A court challenge to Ashland’s anti-camping ordinance lost round one Tuesday. The case heard in Ashland Municipal Court by Judge Pam Turner asked that the court dismiss a case against two people who were cited for camping in their van in front of the Holiday Inn Express on Clover Lane in June.
Medford attorney William Mansfield argued that the city of Ashland ordinance states that to be illegally camping a person must have bedding and other objects on public land which excludes the general public from using the space.
Since the defendants, Daniel Fish and Carol Laughlin, were housed in a van in a public parking spot, Mansfield argued they were not blocking other use nor were they camping under the language of the ordinance. He additionally argued that, under state law, people camping are to be given 24 hours notice, and his clients received neither as they were cited on the spot.
Mansfield also told the court that, under Oregon law, his clients should have been given information about safe shelter for the homeless and agencies assisting the homeless should have also been contacted. None of this occurred, according to Mansfield.
Prosecutor Doug McGeary did not argue that police gave notifications. He argued that they are not necessary.
In body camera video recorded by the officers who cited the couple, they are heard telling the police that they have engine trouble with the van and have not been able to move it entirely out of the area and that they are expecting help soon. Fish identified himself as homeless.
Prosecutor McGeary informed the court that the presence of bedding, the fact the individuals were sleeping in the van and had been warned previously added up to unlawful camping under the ordinance.
He argued that by sleeping in their van they were camping, thus using public space as if it is private. “Exclusive use is when people treat public space as their own property,” McGeary told the judge. He said the ordinance makes it clear that Fish and Laughlin violated the ordinance.
Defense attorney Mansfield told the court the presence of bedding in a closed van does not exclude anyone from using the area, the hotel or any public space in the area. “Bedding does not fit the definition of a camp site," he said. "It must exclude the general public. This does not fit within the definition.”
The emotionally charged courtroom was full as homeless advocates witnessed the hearing and one of the defendants, Carol Laughlin, openly wept.
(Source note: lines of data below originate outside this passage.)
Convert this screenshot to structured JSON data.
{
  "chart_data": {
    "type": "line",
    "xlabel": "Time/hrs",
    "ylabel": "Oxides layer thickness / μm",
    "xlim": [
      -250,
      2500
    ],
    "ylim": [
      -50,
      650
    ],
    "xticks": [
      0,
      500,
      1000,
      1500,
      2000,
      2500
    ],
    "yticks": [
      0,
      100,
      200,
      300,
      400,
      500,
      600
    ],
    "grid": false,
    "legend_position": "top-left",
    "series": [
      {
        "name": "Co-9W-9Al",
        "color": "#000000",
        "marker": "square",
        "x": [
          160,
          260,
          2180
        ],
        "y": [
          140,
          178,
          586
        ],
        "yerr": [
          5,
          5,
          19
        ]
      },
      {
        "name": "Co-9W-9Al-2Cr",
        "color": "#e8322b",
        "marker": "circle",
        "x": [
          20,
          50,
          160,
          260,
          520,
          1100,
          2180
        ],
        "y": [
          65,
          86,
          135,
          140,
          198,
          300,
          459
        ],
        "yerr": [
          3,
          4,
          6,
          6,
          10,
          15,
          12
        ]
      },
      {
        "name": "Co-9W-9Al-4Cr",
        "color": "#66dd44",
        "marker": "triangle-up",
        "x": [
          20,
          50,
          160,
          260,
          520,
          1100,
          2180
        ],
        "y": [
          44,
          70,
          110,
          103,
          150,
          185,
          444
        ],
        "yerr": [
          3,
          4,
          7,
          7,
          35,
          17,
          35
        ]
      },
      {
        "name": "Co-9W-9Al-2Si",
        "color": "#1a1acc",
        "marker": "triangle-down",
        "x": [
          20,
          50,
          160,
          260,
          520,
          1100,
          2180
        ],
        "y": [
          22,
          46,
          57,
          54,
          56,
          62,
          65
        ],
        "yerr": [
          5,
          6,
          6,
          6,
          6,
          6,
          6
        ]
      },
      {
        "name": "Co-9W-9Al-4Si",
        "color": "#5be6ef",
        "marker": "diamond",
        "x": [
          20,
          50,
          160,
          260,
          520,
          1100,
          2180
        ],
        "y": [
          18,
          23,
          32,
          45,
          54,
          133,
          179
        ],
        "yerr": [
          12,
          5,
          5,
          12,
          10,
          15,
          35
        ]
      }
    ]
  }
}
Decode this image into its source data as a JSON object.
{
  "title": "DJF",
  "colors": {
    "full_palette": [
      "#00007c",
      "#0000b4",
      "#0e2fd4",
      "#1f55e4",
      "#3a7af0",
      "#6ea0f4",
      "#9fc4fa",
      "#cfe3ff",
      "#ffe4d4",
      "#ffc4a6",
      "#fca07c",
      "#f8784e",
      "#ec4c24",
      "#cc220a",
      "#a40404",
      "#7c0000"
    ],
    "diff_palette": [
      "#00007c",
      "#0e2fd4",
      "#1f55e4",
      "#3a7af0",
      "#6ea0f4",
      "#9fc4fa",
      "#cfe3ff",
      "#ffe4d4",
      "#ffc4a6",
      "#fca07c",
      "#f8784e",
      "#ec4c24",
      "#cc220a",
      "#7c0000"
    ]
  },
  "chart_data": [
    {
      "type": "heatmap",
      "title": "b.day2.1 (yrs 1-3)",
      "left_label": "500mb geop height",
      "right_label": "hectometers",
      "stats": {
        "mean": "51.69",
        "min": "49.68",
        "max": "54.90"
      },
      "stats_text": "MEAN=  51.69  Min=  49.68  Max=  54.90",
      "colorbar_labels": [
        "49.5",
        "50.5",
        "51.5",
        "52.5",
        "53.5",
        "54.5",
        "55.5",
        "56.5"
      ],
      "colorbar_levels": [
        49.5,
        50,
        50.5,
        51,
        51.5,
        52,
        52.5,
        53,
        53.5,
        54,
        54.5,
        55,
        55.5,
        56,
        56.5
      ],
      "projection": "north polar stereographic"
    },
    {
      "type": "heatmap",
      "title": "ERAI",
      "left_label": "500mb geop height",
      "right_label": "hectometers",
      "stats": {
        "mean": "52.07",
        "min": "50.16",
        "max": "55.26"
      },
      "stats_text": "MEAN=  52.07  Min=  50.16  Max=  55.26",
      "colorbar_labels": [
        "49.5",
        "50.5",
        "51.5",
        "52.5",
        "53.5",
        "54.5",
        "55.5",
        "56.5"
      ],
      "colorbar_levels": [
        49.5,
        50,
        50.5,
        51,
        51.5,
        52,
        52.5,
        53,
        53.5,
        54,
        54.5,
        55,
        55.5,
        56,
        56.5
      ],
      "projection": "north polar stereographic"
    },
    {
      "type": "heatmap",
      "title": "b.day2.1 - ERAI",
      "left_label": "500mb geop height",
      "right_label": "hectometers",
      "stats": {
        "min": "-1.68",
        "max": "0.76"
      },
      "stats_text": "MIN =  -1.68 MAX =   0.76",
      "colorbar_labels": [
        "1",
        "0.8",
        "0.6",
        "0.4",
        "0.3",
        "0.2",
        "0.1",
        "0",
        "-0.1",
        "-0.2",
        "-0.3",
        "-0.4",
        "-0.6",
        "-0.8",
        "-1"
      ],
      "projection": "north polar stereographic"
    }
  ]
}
At one point McGeary told the court had the couple had van problems they could have checked into the hotel they were in front of and, if they could not afford to stay there, then they shouldn’t have been in the location. The audience let out an audible gasp.
In the end, Turner denied Mansfield’s motions to dismiss and found the defendants both guilty and ordered them to pay a fine of $110. “I cannot make it less than that under Oregon Statute,” the judge said. Ironically, the price for a room at the hotel for two adults in a room with two queen beds for a Friday night in March was listed Tuesday as $111.
Turner, in issuing her verdict, said her ruling was an interpretation of law, not a statement about the issue of homelessness and homeless people. “The city’s camping ordinance is not the solution," she said. "The courts can only interpret the law. I am not commenting if it should be an ordinance, but it is, so I find the defendants guilty of violating the camping ordinance.”
A tearful Laughlin left the courtroom exclaiming, “I will have to leave Ashland. I can’t be here.”
Her partner, Daniel Fish, said he has no idea what he can do. “I have to be somewhere," he said. "I exist. I can’t help that. Where do they want me to go?”
Mansfield spoke with his clients outside the courtroom and received their approval to appeal to Jackson County Circuit Court. He told them it will be a long road. “You’re doing an important thing here,” he said as they huddled around him in the courtroom lobby.
Prosecutor McGeary said, “(The city) can’t address big city issues. It’s a small tourist town. Medford is a county seat and they get more funding to address these types of issues.” He went on to say Ashland as a community can’t fully address homelessness the way larger cities might. “Everyone gets to live where they want, but they can’t take ownership of streets.”
McGeary went on to acknowledge Ashland offers few options. “These people aren’t doing anything bad, but unwanted. I feel bad they have nowhere better to sleep.”